The photo shows Susan striking a thoughtful, Curiesque stance, dressed in her period-appropriate Curie garb (It was Marie who famously said “I have no dress except the one I wear every day. If you are going to be kind enough to give me one, please let it be practical and dark so that I can put it on afterwards to go to the laboratory.”) The photo was posted to the web a few years ago, and thanks to that game of internet telephone known as “attribution-free viral image sharing” she has, in a very real way, become Marie Curie. At least in the eyes of Togo.

And Mali, and Zambia, and Guinea-Bissau, and the Republic of Guinea. All have released stamps using Susan’s photo as “Marie Curie”, often alongside real photos of Marie Curie, who Susan looks remarkably like, but not so close that one would be confused when looking at their pictures literally side by side

Susan has also been immortalized in science’s Last Supper (below), sandwiched between Galileo and J. Robert Oppenheimer, playing the part of the apostle James (son of Alphaeus, not the Zebedee one). It occurs to me that I have no idea which Redditor or other meme-oriented individual originally made this Last Supper image. The irony does not escape me.

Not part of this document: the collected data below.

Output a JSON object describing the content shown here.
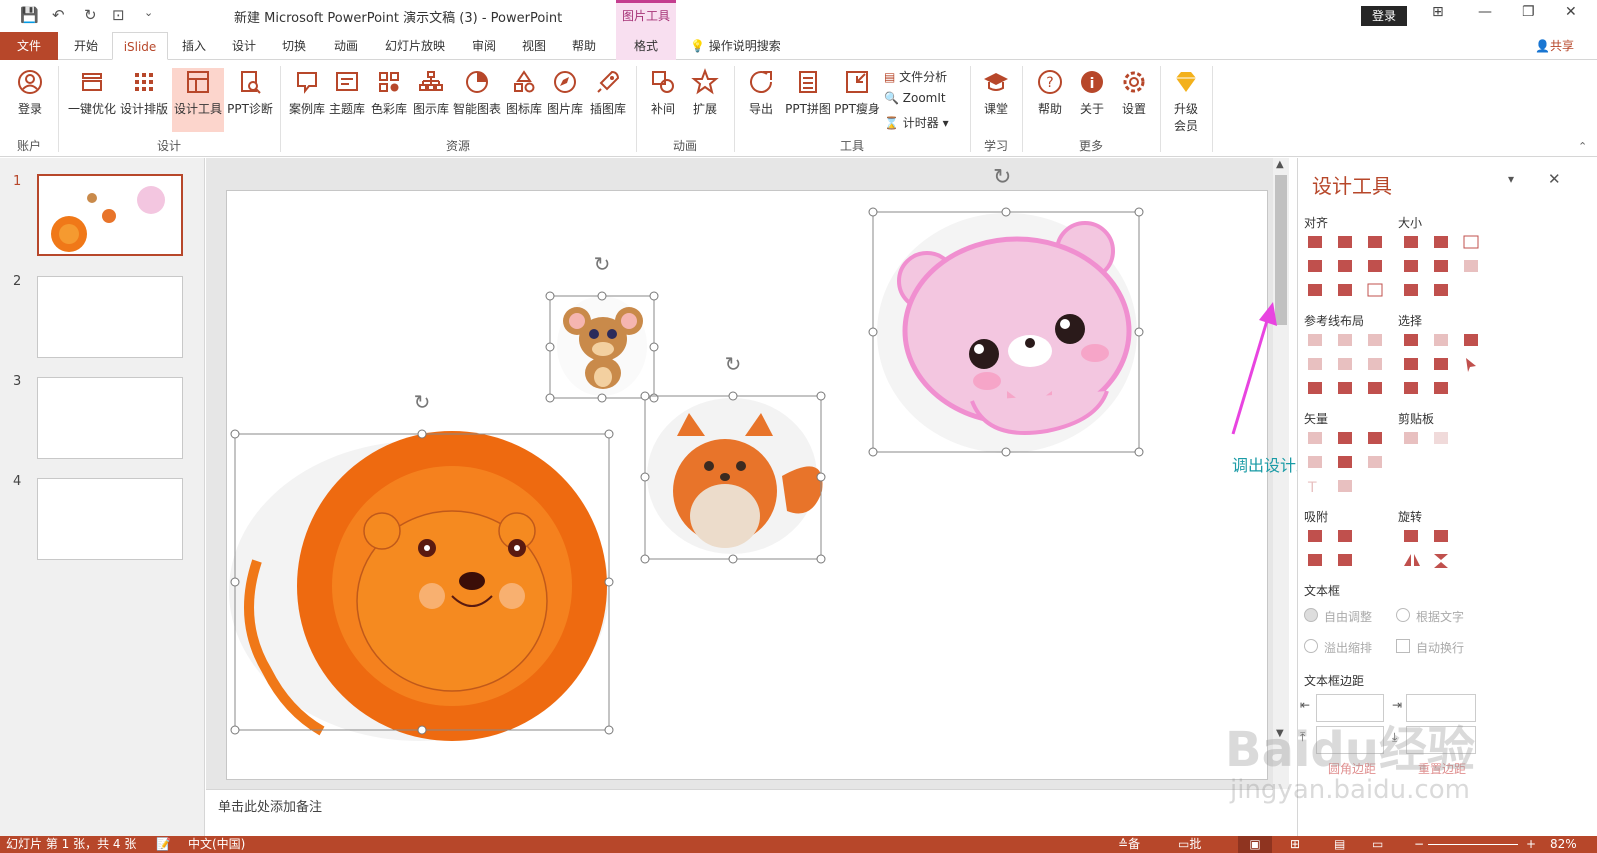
{
  "titlebar": {
    "doc_title": "新建 Microsoft PowerPoint 演示文稿 (3)  -  PowerPoint",
    "context_tool": "图片工具",
    "login": "登录"
  },
  "tabs": [
    "文件",
    "开始",
    "iSlide",
    "插入",
    "设计",
    "切换",
    "动画",
    "幻灯片放映",
    "审阅",
    "视图",
    "帮助",
    "格式"
  ],
  "tell_me": "操作说明搜索",
  "share": "共享",
  "ribbon": {
    "buttons": [
      "登录",
      "一键优化",
      "设计排版",
      "设计工具",
      "PPT诊断",
      "案例库",
      "主题库",
      "色彩库",
      "图示库",
      "智能图表",
      "图标库",
      "图片库",
      "插图库",
      "补间",
      "扩展",
      "导出",
      "PPT拼图",
      "PPT瘦身",
      "课堂",
      "帮助",
      "关于",
      "设置",
      "升级",
      "会员"
    ],
    "small": [
      "文件分析",
      "ZoomIt",
      "计时器"
    ],
    "groups": [
      "账户",
      "设计",
      "资源",
      "动画",
      "工具",
      "学习",
      "更多"
    ]
  },
  "thumbs": [
    "1",
    "2",
    "3",
    "4"
  ],
  "notes": "单击此处添加备注",
  "panel": {
    "title": "设计工具",
    "sections": [
      "对齐",
      "大小",
      "参考线布局",
      "选择",
      "矢量",
      "剪贴板",
      "吸附",
      "旋转",
      "文本框",
      "文本框边距"
    ],
    "options": [
      "自由调整",
      "根据文字",
      "溢出缩排",
      "自动换行"
    ],
    "bottom": [
      "圆角边距",
      "重置边距"
    ]
  },
  "statusbar": {
    "slide_info": "幻灯片 第 1 张，共 4 张",
    "lang": "中文(中国)",
    "notes": "备注",
    "comments": "批注",
    "zoom": "82%"
  },
  "annotation": "调出设计工具",
  "watermark": "Baidu经验",
  "watermark_url": "jingyan.baidu.com"
}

Susan’s trademark pose, with extended right arm holding aloft a mysterious blue liquid we can assume represents that mere tenth of a gram of radium chloride Curie painstakingly extracted from one ton of pitchblende, complete with the thousand-yard stare of Nobelian gravitas, is carved daily by Chinese factory workers into top-heavy, spring-necked plastic figurines. Ah, to be immortalized in bobblehead form, on someone else’s bobblehead! 

Did I mention no one has paid Susan for any of this?

This is an entertaining, but all-too-typical tale of the Modern Internet™. Susan doesn’t make a ton of money from her show, and I wonder how much she’s missed out on with people using her likeness without permission? I wonder how many other artists we could put in Marie’s … I mean Susan’s place, who lose out daily as their work is posted online without links or permission, spreading out of control like a radium-induced cancer? 

Susan would like to adapt Manya into a film some day, to help spread Marie Curie’s legacy worldwide to new audeinces. Maybe Togo, Mali, Zambia, and the various Guineas could see it in their pilfering philatelist hearts to send her a small donation? And maybe we can all be a bit more careful in the future, and treat these wonderfully creative science artists a bit nicer, and show them off, instead of showing off ourselves?

I mean, what would Marie Curie do? I asked her, last week. She said she’d like to be recognized.